GPU Architecture: Streaming Multiprocessors, Warps, and the SIMT Model
How GPUs achieve massive parallelism through thousands of lightweight cores organized into streaming multiprocessors, executing warps of threads in lockstep under the SIMT execution model.
Terminology
| Term | Definition |
|---|---|
| GPU (Graphics Processing Unit) | A processor designed for massively parallel computation, containing thousands of small cores optimized for executing the same operation across many data elements simultaneously |
| Streaming Multiprocessor (SM) | The fundamental processing block on a GPU, containing a set of CUDA cores, warp schedulers, register files, and shared memory that together execute groups of threads |
| CUDA core | A single arithmetic execution unit within an SM capable of performing one floating-point or integer operation per clock cycle |
| Warp | A group of 32 threads that execute the same instruction simultaneously on an SM; the basic scheduling unit of GPU execution |
| SIMT (Single Instruction, Multiple Threads) | The GPU execution model where a single instruction is broadcast to all threads in a warp, each operating on different data; similar to SIMD but with per-thread branching capability |
| Term | Definition |
|---|---|
| Warp divergence | A performance penalty that occurs when threads within the same warp take different execution paths at a branch, forcing the hardware to serialize the divergent paths |
| Occupancy | The ratio of active warps on an SM to the maximum number of warps the SM can support; higher occupancy helps hide memory latency |
| Global memory | The largest but slowest memory on the GPU (several GB of DRAM), accessible by all threads across all SMs, with latency of 400-800 cycles |
| Shared memory | A fast, programmer-managed on-chip memory (typically 48-164 KB per SM) shared among all threads in a thread block, with latency comparable to L1 cache |
| Latency hiding | The GPU technique of switching to another warp's instructions while the current warp waits for a long-latency operation (like a memory fetch) to complete, keeping execution units busy |
What & Why
A CPU is designed to minimize the latency of a single thread of execution. It dedicates most of its transistor budget to large caches, branch predictors, and out-of-order execution logic so that one thread runs as fast as possible. A GPU takes the opposite approach: it maximizes the throughput of thousands of threads running in parallel, trading single-thread performance for massive aggregate bandwidth.

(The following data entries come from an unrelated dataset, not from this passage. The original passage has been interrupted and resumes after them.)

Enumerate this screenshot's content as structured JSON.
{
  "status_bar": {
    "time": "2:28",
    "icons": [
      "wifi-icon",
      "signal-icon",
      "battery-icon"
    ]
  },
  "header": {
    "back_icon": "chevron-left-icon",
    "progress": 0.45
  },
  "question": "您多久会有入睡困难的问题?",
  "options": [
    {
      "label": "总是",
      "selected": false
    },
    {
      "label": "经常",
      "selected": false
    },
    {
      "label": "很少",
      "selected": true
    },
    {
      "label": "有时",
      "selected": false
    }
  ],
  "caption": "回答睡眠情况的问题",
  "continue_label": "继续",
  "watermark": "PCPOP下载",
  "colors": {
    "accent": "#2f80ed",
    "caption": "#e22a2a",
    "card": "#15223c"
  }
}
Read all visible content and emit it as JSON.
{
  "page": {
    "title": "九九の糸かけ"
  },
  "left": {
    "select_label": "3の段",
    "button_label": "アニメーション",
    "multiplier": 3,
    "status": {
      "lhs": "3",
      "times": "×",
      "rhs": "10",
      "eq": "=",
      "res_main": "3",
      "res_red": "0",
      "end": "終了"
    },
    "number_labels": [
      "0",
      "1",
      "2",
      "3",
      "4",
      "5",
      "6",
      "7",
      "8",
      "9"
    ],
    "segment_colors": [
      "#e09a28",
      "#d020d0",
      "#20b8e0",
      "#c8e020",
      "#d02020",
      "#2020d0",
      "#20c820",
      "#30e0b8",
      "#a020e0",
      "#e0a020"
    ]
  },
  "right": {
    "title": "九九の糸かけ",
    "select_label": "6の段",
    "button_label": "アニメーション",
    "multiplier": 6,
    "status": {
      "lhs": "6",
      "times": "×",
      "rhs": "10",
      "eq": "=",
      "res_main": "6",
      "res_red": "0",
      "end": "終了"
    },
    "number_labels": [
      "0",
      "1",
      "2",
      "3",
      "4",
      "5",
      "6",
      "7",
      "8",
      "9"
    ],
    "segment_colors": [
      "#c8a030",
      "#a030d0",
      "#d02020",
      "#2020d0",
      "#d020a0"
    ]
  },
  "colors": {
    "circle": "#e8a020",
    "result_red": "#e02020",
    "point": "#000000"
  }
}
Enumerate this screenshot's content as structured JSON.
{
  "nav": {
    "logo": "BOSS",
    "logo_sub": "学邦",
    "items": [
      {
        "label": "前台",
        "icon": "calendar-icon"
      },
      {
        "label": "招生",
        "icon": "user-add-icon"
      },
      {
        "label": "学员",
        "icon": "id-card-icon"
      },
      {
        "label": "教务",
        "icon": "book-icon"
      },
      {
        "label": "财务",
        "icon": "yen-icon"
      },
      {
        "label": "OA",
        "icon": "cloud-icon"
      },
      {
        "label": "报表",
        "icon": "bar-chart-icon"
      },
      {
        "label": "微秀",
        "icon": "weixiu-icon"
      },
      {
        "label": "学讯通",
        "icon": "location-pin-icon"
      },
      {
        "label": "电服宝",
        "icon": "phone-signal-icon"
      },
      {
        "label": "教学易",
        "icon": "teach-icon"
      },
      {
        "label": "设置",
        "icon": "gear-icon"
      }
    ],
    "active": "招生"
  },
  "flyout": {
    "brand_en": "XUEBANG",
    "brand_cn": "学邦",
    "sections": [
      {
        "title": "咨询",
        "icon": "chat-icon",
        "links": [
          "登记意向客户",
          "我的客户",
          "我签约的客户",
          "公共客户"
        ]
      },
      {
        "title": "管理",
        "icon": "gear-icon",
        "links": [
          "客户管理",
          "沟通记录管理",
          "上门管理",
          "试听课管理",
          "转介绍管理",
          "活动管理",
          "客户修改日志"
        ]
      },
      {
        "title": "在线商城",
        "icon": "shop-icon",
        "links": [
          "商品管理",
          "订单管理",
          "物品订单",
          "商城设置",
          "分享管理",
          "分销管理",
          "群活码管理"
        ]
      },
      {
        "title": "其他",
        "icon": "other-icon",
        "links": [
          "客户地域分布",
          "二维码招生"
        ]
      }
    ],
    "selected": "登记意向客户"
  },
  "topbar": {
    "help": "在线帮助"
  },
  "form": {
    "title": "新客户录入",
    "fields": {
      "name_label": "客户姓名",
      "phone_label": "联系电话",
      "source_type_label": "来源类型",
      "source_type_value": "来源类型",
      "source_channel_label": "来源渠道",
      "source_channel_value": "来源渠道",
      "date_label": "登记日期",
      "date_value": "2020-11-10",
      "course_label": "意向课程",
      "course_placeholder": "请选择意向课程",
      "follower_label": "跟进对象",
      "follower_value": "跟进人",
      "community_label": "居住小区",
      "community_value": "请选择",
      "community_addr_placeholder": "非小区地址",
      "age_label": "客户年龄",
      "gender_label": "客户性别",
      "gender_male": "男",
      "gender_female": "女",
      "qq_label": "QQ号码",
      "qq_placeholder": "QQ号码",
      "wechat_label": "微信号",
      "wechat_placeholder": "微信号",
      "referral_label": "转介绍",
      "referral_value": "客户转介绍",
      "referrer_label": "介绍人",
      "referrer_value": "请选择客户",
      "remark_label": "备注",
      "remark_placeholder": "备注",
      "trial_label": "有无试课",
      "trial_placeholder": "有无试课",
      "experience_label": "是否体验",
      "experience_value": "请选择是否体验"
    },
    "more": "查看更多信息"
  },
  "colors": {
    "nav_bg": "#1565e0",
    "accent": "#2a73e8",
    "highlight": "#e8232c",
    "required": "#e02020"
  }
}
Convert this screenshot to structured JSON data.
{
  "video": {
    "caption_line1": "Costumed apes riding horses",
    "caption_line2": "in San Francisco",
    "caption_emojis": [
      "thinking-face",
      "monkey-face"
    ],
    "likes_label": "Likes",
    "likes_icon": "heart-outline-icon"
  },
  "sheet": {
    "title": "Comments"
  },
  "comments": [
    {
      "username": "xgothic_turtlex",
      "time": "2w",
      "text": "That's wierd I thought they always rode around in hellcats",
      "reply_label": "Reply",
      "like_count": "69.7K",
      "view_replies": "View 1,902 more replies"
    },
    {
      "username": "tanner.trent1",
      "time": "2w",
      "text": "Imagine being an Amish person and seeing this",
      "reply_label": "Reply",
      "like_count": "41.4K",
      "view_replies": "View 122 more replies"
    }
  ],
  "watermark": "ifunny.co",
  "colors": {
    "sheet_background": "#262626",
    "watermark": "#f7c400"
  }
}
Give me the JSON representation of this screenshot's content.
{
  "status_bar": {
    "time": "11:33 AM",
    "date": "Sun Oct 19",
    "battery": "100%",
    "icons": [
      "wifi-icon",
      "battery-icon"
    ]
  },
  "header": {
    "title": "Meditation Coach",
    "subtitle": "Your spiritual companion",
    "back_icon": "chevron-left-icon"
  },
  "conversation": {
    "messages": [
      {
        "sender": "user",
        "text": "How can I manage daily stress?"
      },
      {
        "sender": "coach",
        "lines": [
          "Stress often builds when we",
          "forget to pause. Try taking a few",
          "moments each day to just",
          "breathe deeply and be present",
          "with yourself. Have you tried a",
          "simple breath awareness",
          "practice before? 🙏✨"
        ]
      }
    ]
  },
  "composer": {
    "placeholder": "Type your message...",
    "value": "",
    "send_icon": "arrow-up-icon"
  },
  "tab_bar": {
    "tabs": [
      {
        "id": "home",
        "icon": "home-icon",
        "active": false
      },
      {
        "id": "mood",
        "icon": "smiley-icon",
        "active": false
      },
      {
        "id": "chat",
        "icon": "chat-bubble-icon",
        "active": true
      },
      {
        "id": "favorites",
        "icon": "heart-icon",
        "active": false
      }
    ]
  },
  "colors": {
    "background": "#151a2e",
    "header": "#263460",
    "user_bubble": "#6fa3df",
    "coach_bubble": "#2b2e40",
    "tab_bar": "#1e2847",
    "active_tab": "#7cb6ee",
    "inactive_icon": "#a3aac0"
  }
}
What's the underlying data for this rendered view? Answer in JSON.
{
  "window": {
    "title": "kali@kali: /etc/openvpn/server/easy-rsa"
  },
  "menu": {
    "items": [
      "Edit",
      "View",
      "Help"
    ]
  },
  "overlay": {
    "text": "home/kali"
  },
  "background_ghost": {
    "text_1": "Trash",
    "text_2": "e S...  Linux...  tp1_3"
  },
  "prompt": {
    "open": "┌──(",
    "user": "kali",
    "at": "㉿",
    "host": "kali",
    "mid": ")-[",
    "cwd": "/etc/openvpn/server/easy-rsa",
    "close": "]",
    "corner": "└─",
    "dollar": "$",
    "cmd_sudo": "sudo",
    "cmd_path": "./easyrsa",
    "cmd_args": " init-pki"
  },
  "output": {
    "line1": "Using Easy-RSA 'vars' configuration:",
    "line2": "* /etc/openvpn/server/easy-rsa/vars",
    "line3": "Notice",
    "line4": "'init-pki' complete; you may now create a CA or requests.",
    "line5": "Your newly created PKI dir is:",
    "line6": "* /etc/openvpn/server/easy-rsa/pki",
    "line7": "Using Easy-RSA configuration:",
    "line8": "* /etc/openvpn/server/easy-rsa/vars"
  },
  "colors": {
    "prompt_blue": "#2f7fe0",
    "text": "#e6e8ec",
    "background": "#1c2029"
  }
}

This design makes GPUs ideal for workloads where the same operation must be applied to millions of data elements independently. Matrix multiplication, image processing, physics simulations, and neural network training all fit this pattern. A modern GPU can have over 10,000 CUDA cores organized into dozens of streaming multiprocessors, achieving teraflops of compute throughput.
Understanding GPU architecture matters because writing efficient GPU code requires thinking about hardware constraints that do not exist on CPUs. Warp divergence, memory coalescing, shared memory bank conflicts, and occupancy all directly affect performance. Code that ignores these constraints can run 10-100x slower than code that respects them.
How It Works
The GPU Hierarchy: From Chip to Thread
A GPU is organized as a hierarchy of processing units. At the top level, the chip contains an array of streaming multiprocessors (SMs). Each SM is an independent processor with its own cores, registers, shared memory, and warp schedulers. Within each SM, threads are grouped into warps of 32 threads that execute in lockstep.
Streaming Multiprocessors (SMs)
Each SM is a self-contained processing engine. A typical modern SM contains:
- 64-128 CUDA cores (FP32 units) for single-precision floating-point and integer arithmetic
- Warp schedulers (2-4 per SM) that select which warps to execute each cycle
- A large register file (typically 64K 32-bit registers) partitioned among active threads
- Shared memory (48-164 KB) that acts as a programmer-controlled scratchpad
- L1 cache and texture cache for automatic caching of global memory accesses
- Special function units (SFUs) for transcendental operations like sine, cosine, and reciprocal square root
- Tensor cores (on newer architectures) for accelerated matrix multiply-accumulate operations
The SM can have many more threads assigned to it than it has cores. While some warps wait for memory, others execute. This is the core of the GPU's latency-hiding strategy.
Warps and SIMT Execution
When a kernel launches, the GPU assigns thread blocks to SMs. Each thread block is divided into warps of 32 threads. All 32 threads in a warp execute the same instruction at the same time, but each thread operates on different data (its own registers, its own portion of the input array).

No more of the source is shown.